As we can see, for different Centrality measures, we get different results, for instance, “Jon-Snow” has the highest ” Betweenness” and “Tyrion-Lannister” the highest “Closeness” centrality.

Cliques

We will represent how we can get all the Cliques using NetworkX and we will show the largest one.

# get all cliques
all = nx.find_cliques(G)

# get the largest clique
largest_clique = sorted(nx.find_cliques(G), key=lambda x:len(x))[-1]

largest_clique
['Tyrion-Lannister',
 'Cersei-Lannister',
 'Joffrey-Baratheon',
 'Sansa-Stark',
 'Jaime-Lannister',
 'Robert-Baratheon',
 'Eddard-Stark',
 'Petyr-Baelish',
 'Renly-Baratheon',
 'Varys',
 'Stannis-Baratheon',
 'Tywin-Lannister',
 'Catelyn-Stark',
 'Robb-Stark']

Recommendations

You noticed that Facebook suggests you friends. There are many algorithms, but one of these is based on the “Open Triangles” which is a concept in social network theory. Triadic closure is the property among three nodes A, B, and C, such that if a strong tie exists between A-B and A-C, there is a weak or strong tie between B-C. This property is too extreme to hold true across very large, complex networks, but it is a useful simplification of reality that can be used to understand and predict networks.

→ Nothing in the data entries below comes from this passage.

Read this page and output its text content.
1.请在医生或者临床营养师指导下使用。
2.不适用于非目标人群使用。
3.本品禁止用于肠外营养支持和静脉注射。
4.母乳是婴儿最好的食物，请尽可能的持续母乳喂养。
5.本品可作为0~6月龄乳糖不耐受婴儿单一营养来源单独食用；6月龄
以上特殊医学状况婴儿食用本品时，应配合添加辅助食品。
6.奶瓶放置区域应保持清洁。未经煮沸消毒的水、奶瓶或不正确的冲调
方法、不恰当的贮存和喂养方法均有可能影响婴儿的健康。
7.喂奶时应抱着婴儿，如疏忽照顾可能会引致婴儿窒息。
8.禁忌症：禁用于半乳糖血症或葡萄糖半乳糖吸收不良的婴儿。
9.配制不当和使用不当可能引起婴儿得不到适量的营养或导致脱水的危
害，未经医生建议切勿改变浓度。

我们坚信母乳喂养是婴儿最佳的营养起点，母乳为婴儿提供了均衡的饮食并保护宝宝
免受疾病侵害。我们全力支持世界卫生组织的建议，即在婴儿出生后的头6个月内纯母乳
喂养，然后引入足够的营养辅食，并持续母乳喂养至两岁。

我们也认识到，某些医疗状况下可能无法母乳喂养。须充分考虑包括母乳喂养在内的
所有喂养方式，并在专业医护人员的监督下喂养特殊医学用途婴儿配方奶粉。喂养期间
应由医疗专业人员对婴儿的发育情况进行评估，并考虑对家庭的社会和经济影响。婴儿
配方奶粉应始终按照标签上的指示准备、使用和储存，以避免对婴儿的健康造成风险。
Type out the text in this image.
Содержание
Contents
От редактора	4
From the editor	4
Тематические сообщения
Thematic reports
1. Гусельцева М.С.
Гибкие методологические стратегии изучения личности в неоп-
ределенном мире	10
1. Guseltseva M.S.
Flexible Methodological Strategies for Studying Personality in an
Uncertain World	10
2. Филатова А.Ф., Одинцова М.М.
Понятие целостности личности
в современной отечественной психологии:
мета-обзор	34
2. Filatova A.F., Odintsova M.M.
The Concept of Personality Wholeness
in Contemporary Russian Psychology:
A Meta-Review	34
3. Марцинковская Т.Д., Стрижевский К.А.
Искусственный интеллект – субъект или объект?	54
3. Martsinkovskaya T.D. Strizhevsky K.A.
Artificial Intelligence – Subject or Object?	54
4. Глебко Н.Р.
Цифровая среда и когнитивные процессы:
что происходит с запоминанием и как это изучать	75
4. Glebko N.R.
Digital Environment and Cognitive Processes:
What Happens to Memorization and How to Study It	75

Let’s try to make the top ten suggestions based on the “Open Triangles”

# Import necessary modules
from itertools import combinations
from collections import defaultdict

# Initialize the defaultdict: recommended
recommended = defaultdict(int)

# Iterate over all the nodes in G
for n, d in G.nodes(data = True):

    # Iterate over all possible triangle relationship combinations
    for n1, n2 in combinations(G.neighbors(n), 2):
    
        # Check whether n1 and n2 do not have an edge
        if not G.has_edge(n1, n2):
        
            # Increment recommended
            recommended[(n1, n2)] += 1

# Identify the top 10 pairs of users
all_counts = sorted(recommended.values())
top10_pairs = [pair for pair, count in recommended.items() if count > all_counts[-10]]
print(top10_pairs)

[('Catelyn-Stark', 'Tommen-Baratheon'), ('Eddard-Stark', 'Brienne-of-Tarth'), ('Petyr-Baelish', 'Brienne-of-Tarth'), ('Rodrik-Cassel', 'Stannis-Baratheon'), ('Arya-Stark', 'Brienne-of-Tarth'), ('Arya-Stark', 'Stannis-Baratheon'), ('Bran-Stark', 'Jaime-Lannister'), ('Bran-Stark', 'Stannis-Baratheon')]

So for example we suggest connecting ‘Catelyn-Stark’ with ‘Tommen-Baratheon’ etc!